Rev. Graham was highly respected by world leaders, American presidents and by those who took the time to listen to his messages broadcast around the world. I can't say I remember exactly what Rev. Graham said, or there was never a time when he touched my life, but I remember how people responded to him. When he spoke, there was respect. When he prayed, people prayed with him. What he did with his life was to spend it listening to others and offering wisdom.
Could we learn a bit from Rev. Graham at this time on earth when we have trouble agreeing who should be allowed to carry guns and where? Could we practice listening more and talking less? Could we find a way to step-back and be humble and kind instead of mouthy and self-righteous?

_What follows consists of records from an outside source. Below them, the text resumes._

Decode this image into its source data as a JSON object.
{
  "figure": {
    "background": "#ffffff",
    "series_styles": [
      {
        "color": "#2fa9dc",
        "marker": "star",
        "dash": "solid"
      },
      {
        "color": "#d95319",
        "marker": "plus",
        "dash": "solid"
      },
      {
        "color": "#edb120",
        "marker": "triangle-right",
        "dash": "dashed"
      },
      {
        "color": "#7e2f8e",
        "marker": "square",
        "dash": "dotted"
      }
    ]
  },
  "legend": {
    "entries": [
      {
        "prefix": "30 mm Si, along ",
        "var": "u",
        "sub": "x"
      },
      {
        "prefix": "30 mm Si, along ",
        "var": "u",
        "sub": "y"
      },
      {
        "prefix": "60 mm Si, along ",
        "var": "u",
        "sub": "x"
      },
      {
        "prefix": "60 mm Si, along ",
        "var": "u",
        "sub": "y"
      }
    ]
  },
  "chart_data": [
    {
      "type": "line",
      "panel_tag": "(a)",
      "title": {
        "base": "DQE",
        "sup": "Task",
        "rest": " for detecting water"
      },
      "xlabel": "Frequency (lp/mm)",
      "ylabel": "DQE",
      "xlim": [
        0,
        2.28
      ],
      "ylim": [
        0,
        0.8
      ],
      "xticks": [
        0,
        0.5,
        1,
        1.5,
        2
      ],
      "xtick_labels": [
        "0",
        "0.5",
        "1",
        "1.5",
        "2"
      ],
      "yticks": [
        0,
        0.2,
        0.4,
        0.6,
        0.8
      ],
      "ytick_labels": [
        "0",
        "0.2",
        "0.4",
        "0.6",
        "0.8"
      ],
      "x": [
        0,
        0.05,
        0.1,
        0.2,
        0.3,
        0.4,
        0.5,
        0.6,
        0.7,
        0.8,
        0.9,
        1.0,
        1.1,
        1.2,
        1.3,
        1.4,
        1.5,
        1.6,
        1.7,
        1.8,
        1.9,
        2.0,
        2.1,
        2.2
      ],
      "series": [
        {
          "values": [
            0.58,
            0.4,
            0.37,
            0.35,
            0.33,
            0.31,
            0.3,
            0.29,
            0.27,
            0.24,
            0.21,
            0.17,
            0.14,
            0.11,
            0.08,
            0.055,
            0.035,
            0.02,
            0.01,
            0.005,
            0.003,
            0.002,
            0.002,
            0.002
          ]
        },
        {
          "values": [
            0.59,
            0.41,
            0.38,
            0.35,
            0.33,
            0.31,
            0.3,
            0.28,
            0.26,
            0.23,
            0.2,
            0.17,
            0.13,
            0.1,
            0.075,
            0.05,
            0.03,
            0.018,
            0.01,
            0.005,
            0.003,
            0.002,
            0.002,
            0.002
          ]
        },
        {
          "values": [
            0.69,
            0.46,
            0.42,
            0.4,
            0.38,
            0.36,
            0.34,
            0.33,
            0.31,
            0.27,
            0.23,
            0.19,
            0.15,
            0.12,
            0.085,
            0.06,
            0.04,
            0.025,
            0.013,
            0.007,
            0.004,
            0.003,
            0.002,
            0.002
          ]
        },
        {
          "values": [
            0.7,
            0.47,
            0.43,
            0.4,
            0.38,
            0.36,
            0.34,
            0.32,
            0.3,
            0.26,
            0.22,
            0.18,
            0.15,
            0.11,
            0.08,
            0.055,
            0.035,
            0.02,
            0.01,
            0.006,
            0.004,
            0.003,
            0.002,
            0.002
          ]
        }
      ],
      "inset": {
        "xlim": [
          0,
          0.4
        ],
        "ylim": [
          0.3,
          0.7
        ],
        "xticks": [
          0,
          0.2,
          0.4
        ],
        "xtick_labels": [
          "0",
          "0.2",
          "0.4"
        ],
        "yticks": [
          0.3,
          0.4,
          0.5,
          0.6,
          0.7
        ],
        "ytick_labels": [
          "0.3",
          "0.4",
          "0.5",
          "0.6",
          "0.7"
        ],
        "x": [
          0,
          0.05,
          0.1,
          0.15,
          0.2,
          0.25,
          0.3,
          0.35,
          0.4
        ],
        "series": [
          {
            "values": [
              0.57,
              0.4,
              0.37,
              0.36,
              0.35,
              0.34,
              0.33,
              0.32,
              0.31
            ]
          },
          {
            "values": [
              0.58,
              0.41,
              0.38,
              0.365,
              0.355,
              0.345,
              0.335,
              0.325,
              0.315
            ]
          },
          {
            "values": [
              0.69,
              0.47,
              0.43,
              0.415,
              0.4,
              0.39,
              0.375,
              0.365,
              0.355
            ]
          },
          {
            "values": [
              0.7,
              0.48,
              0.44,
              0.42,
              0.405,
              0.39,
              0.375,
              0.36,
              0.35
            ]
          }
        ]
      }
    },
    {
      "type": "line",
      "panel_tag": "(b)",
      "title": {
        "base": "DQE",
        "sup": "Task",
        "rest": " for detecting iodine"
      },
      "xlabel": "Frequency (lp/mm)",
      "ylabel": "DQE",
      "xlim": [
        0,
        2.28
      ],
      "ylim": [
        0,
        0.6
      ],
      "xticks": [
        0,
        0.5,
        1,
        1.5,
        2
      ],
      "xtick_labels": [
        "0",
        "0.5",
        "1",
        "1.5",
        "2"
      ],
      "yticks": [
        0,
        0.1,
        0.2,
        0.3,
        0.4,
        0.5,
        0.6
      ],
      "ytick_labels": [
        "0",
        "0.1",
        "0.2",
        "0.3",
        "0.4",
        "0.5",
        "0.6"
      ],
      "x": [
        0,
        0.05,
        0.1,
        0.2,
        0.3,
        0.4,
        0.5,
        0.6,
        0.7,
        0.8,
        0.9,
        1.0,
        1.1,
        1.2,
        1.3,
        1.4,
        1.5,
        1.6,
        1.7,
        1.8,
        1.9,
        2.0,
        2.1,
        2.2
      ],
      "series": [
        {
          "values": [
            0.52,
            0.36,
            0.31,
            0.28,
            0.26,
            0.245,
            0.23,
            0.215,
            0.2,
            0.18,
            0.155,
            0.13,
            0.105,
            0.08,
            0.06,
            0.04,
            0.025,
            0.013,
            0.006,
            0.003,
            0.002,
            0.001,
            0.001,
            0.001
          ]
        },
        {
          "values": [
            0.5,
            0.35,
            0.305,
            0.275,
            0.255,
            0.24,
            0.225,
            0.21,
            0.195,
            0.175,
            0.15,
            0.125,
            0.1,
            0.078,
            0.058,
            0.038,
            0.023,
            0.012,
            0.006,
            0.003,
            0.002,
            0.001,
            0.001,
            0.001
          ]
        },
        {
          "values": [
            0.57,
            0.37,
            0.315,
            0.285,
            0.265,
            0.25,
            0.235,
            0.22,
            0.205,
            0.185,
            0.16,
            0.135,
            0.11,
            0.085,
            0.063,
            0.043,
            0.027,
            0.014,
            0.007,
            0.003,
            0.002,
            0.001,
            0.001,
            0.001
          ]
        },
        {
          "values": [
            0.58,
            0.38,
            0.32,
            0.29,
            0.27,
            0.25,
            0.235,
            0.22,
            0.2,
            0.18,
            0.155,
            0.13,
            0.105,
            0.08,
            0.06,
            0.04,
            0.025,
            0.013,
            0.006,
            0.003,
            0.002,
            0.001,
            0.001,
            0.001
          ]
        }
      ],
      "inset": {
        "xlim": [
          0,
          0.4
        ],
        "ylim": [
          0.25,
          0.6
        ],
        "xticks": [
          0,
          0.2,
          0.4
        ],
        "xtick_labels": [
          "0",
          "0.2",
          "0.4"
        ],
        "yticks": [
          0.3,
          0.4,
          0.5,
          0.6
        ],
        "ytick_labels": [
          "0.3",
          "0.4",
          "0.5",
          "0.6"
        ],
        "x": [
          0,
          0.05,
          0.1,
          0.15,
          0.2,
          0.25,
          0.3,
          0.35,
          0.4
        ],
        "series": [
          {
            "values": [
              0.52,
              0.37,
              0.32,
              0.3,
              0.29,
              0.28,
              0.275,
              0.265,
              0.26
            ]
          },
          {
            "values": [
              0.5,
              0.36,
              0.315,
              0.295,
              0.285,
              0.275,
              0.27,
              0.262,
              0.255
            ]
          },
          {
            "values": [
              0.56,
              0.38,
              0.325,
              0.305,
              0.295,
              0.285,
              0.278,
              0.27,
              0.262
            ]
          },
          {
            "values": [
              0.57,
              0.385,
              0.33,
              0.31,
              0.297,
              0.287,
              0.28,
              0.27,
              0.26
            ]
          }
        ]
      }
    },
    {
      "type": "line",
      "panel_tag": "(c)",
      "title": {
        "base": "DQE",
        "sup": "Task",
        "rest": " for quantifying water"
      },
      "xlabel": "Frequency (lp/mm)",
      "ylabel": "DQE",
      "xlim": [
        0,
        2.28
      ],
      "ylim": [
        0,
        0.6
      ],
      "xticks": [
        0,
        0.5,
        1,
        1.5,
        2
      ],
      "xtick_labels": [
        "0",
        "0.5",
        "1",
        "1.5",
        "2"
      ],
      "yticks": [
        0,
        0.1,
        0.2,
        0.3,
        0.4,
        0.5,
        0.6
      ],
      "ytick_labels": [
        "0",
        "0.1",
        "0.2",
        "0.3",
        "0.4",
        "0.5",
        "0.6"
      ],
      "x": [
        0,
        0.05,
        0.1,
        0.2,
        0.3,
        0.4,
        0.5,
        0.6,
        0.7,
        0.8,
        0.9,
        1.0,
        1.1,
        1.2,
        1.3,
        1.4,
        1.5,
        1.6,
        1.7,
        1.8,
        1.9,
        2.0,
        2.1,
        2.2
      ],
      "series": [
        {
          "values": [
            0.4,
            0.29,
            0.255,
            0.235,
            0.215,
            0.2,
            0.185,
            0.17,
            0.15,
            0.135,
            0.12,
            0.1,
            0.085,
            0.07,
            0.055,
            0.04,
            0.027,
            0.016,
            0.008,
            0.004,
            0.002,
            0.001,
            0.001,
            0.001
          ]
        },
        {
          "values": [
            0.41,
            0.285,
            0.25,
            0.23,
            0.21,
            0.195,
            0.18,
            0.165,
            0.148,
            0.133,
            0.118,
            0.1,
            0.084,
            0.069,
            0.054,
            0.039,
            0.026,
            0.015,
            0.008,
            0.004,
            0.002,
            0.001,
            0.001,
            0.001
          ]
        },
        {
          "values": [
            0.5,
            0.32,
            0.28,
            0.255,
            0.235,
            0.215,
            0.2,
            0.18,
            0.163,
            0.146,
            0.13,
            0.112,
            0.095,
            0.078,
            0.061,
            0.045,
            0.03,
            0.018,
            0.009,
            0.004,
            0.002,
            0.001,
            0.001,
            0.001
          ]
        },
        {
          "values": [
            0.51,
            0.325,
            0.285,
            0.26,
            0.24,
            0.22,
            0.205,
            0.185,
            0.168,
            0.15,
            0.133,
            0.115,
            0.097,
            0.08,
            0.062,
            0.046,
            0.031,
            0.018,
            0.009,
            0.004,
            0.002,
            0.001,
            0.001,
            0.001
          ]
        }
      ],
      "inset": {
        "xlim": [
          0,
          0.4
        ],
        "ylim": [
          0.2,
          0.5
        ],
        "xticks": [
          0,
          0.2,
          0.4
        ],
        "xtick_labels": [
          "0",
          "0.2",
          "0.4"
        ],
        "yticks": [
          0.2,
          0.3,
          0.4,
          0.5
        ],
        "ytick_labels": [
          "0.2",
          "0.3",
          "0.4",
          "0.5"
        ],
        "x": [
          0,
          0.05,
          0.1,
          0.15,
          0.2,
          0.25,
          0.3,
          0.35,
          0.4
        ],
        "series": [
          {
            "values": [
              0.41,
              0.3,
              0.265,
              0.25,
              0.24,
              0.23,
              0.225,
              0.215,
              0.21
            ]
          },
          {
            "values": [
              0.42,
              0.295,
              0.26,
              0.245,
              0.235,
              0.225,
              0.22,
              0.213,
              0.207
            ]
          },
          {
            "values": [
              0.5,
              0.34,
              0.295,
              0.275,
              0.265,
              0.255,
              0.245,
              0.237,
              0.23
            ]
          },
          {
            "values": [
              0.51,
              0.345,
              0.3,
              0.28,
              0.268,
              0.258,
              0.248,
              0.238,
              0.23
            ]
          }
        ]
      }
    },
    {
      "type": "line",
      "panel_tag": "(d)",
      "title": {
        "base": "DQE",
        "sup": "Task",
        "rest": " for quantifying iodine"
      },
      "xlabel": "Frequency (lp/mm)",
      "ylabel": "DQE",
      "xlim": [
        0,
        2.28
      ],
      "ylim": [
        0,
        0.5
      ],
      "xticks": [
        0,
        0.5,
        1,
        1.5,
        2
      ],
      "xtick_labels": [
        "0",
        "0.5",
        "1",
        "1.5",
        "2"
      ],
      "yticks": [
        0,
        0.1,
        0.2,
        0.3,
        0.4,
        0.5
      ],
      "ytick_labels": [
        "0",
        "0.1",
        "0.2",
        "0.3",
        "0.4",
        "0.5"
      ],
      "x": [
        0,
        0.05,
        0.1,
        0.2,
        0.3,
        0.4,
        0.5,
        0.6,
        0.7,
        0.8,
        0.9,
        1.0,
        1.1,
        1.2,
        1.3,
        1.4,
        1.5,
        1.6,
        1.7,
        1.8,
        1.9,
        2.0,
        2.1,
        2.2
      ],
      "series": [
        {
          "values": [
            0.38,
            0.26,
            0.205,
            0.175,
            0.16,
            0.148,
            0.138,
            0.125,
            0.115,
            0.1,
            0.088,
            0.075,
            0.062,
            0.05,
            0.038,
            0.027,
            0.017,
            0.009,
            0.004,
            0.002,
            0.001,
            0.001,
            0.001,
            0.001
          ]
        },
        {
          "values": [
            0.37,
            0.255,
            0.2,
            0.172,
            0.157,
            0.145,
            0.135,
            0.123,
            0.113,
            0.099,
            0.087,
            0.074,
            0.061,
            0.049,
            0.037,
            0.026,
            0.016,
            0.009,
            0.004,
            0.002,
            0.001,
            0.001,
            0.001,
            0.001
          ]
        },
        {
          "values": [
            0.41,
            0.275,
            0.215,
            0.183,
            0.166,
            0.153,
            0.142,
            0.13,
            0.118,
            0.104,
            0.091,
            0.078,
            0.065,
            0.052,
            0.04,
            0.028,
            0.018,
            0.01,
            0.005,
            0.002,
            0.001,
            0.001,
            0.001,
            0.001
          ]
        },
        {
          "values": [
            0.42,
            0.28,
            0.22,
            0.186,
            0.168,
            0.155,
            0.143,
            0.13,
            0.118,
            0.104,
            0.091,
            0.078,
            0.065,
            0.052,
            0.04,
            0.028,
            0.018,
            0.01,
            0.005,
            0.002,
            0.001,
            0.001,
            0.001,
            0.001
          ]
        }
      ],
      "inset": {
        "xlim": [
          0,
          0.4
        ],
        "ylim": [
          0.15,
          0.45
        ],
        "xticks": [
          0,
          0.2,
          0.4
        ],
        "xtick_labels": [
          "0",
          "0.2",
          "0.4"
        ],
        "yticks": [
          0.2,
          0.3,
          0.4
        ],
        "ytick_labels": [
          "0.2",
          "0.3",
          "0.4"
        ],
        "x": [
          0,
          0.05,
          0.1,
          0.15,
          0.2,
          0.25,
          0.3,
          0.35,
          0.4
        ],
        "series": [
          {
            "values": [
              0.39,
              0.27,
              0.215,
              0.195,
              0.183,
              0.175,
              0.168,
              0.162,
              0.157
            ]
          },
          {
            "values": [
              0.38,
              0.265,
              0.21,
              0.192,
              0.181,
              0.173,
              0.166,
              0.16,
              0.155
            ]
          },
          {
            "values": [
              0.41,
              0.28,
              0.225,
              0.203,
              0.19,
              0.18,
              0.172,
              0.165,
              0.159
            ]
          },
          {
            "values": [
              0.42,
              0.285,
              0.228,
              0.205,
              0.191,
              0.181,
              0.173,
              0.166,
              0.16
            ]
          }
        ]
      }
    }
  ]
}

A person does not have to even like Rev. Graham to realize that his type of leadership, firm, rooted in moral character developed from listening to a consciousness determined to distinguish right from wrong, was noble. It would be worthy to try to emulate someone like Rev. Graham and heal hurts instead of pour salt into wounds and push others down to climb higher in a fickle society.
We all have a choice in how we live our lives. Respect doesn't just happen. It is learned, practiced, understood and comes from the inside out.
There will always be people with different opinions, humans with evil intent and those rising to power based on self-righteous, self-promoting actions. But we can determine to be different in good ways as well. We can practice thinking first, listening well and working hard to develop a faith like that of Rev. Graham who lived a truly noble life.